Laziness has kept me from implementing / installing a feature related to the web that I've wanted for some time. I want to record and save every bit of traffic I send over HTTP. I don't care if the data was sent securely or not, everything should be saved. I assume that the storage mechanism will provide safe guards against unauthorized access. Unlike the cache that a browser uses which eventually gets filled, nothing in my store would be removed. I'd also want to save all of the meta-data associated with the data such as the raw HTTP headers etc. Everything, including those pesky ads should be saved.

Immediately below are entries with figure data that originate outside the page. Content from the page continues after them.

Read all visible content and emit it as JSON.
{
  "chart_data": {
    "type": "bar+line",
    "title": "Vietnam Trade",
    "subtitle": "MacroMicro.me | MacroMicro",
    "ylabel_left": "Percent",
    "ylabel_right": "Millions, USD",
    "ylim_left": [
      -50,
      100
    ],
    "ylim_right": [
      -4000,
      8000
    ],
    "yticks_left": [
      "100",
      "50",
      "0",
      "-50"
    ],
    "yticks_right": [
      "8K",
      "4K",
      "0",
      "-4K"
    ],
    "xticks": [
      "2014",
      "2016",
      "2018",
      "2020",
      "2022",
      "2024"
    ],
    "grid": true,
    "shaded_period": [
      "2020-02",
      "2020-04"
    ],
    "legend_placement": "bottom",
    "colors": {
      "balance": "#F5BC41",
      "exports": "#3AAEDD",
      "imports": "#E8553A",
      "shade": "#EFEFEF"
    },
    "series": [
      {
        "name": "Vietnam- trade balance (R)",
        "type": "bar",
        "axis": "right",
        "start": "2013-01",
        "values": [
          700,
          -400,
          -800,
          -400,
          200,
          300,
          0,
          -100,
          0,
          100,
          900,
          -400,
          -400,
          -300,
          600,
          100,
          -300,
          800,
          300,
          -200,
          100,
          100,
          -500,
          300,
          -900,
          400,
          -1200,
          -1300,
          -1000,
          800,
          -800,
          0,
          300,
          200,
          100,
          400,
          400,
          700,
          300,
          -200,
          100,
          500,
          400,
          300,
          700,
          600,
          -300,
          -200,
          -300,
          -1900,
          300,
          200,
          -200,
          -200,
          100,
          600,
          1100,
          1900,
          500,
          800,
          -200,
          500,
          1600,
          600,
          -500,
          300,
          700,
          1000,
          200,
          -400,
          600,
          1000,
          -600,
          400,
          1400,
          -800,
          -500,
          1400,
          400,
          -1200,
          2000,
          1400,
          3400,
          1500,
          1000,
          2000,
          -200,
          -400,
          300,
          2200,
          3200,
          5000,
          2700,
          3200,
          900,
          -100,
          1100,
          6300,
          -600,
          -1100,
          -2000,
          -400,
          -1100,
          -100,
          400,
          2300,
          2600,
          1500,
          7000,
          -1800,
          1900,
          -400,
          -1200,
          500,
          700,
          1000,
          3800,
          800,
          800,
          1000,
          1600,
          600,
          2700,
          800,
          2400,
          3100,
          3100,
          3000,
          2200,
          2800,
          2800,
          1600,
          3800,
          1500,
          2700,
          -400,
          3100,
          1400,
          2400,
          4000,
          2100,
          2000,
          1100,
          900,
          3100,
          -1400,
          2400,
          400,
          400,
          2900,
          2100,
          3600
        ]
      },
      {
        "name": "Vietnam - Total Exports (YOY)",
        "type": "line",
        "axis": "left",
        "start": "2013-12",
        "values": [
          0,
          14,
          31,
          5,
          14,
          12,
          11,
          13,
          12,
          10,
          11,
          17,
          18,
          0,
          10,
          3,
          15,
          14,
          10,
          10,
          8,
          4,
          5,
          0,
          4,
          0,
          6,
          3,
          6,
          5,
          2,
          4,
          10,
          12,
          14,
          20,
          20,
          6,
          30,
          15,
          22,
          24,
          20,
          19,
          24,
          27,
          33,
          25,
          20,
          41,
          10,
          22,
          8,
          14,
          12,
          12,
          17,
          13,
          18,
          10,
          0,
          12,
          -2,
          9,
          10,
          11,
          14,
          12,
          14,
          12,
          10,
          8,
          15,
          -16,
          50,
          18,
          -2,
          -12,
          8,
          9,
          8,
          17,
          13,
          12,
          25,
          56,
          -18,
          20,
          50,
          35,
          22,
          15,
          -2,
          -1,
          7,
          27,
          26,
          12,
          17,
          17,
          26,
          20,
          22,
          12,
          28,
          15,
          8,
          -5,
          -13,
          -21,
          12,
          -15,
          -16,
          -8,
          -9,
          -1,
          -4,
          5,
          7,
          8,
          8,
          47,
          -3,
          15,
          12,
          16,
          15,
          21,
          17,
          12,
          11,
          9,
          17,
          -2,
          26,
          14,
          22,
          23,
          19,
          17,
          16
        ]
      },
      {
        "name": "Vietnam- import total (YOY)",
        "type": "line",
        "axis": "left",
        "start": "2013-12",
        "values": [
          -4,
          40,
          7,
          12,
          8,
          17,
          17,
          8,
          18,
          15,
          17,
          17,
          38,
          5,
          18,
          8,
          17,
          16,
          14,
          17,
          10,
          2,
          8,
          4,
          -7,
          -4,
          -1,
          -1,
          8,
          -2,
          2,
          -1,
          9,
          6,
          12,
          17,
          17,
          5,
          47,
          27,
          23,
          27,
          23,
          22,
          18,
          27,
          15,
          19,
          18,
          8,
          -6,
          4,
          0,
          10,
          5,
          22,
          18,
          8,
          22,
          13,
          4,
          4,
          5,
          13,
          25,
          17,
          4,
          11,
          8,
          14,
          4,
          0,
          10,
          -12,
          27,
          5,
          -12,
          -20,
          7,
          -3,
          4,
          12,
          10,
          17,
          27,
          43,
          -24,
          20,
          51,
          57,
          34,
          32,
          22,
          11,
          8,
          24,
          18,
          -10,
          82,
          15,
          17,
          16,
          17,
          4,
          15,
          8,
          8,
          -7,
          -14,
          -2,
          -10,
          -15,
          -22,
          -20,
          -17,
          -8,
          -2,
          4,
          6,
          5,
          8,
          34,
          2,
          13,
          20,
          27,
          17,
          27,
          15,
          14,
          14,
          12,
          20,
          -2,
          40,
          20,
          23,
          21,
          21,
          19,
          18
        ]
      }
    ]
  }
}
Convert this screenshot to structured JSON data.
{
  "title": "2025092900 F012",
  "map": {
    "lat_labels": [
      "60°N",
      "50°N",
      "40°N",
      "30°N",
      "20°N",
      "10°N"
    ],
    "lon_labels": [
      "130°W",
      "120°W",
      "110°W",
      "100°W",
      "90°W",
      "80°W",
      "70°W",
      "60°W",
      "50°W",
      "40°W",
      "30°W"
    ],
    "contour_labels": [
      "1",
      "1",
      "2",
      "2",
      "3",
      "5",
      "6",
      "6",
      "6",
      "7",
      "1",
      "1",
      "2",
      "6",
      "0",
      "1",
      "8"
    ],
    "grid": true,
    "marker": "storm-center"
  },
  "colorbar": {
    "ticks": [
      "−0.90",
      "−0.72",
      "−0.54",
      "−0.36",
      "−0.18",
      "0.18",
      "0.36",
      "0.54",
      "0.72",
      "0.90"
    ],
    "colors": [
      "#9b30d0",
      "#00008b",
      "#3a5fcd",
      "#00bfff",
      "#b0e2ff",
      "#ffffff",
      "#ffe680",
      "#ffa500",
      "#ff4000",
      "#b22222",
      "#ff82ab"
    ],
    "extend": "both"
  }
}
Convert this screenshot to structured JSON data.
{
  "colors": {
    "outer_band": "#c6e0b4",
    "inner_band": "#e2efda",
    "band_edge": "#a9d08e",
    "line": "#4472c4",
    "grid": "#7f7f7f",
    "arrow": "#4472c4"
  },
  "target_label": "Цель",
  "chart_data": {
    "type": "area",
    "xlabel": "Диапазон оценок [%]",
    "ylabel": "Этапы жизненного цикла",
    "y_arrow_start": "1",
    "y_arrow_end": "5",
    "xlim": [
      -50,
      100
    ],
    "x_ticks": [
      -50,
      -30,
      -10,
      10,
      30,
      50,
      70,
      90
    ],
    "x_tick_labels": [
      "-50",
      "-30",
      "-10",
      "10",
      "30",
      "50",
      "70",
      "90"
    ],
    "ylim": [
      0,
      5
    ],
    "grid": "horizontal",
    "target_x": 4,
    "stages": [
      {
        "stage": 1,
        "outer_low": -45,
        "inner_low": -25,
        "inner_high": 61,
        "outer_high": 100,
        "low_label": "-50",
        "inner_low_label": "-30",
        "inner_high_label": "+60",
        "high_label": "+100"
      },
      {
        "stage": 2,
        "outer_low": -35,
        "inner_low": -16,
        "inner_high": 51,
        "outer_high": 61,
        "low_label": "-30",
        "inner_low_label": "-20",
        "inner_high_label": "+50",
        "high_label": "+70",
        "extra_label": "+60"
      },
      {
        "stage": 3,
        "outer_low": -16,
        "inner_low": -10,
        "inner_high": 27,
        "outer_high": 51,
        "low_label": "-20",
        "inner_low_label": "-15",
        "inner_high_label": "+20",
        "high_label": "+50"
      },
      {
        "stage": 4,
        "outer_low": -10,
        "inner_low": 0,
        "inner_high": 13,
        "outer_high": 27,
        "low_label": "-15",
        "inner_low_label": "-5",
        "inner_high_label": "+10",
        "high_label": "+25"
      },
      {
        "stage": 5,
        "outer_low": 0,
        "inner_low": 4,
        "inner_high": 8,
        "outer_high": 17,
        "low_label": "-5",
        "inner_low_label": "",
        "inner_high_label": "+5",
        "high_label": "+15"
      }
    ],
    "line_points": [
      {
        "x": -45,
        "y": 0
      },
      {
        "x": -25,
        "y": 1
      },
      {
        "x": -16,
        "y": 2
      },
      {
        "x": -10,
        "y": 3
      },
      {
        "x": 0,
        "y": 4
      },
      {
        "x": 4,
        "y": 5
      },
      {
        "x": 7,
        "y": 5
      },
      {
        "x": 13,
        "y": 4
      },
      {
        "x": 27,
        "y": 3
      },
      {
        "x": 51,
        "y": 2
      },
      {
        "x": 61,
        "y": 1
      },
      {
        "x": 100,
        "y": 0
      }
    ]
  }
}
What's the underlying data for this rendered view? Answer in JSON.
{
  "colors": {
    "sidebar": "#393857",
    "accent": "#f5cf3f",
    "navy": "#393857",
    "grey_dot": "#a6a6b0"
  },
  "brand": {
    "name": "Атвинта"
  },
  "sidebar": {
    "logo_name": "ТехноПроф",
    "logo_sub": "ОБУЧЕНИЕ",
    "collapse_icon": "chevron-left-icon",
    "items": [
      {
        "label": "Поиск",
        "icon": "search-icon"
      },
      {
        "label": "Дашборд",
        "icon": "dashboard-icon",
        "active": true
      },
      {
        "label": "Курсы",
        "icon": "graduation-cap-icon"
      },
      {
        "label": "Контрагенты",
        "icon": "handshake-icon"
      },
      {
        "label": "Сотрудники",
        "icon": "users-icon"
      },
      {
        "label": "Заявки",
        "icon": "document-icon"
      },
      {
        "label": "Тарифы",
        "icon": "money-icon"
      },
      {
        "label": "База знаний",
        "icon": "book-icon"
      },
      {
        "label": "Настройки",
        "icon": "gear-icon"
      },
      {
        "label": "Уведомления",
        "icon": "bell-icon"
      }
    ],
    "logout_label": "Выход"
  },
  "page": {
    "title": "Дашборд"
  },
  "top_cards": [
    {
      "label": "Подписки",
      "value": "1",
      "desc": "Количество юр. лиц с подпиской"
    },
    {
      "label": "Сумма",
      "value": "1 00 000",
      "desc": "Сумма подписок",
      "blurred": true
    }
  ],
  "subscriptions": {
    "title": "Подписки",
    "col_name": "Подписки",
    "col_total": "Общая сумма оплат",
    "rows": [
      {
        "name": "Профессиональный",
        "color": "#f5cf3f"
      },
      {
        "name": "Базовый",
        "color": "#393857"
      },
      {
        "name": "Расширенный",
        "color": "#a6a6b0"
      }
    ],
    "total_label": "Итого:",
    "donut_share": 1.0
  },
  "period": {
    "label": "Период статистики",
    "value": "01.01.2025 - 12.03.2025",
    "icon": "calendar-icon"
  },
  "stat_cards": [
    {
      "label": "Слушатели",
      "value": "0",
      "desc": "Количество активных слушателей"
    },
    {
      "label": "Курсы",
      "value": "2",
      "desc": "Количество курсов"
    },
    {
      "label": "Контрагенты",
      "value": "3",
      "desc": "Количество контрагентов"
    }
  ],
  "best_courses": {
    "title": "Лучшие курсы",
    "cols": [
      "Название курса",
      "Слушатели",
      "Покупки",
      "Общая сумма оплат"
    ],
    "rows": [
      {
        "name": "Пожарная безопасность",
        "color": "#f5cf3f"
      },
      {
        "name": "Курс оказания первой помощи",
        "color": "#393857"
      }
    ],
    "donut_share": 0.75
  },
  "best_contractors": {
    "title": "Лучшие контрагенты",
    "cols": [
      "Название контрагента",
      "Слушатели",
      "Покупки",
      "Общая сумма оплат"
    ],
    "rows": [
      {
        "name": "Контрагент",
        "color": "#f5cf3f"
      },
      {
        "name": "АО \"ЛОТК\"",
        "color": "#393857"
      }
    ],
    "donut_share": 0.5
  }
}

Why would I want such a thing? Despite the use of such lovely features as bookmarks and history in Firefox combined with del.icio.us and other such sites, I don't always capture what I want to in a way that makes it easy to find it again. Case in point. I was recently involved in a discussion of higher education, the rising costs, and benefits. I know over the few month I read of series of articles in the Economist about that which I previously forwarded to someone (while I still had the physical magazine to easily look up the issue number) along with a couple of NY Times articles (which I only read online).

Trying to go back to either of those web sites and use their search engines usually leaves me frustrated. The primary reason is that using one of their search engines doesn't incorporate one of the most important filters. The content that I've read on their site. I'll call this a remembrance search. If I'm doing an exploratory search, I want the search to consider all of the content it has at its disposal (and hopefully just return the best matches). If instead I'm doing a remembrance search, I only want the search to consider content that I've looked at apply my remembrance key (aka search term) against that subset of content.

I consider the problem of trying to have every site I visit implement a remembrance search next to impossible. However, since my computer is receiving all of the content from these sites (the subset of information that I've looked at) I have an easy way to do that remembrance search. For example I could setup Google's Desktop or Apple's Spotlight to search the collection of content I've viewed.

Given the ubiquity of proxy servers, I think implementing such a system would be easy, but as I mentioned at the start of this post, my own laziness has prevented me from doing it.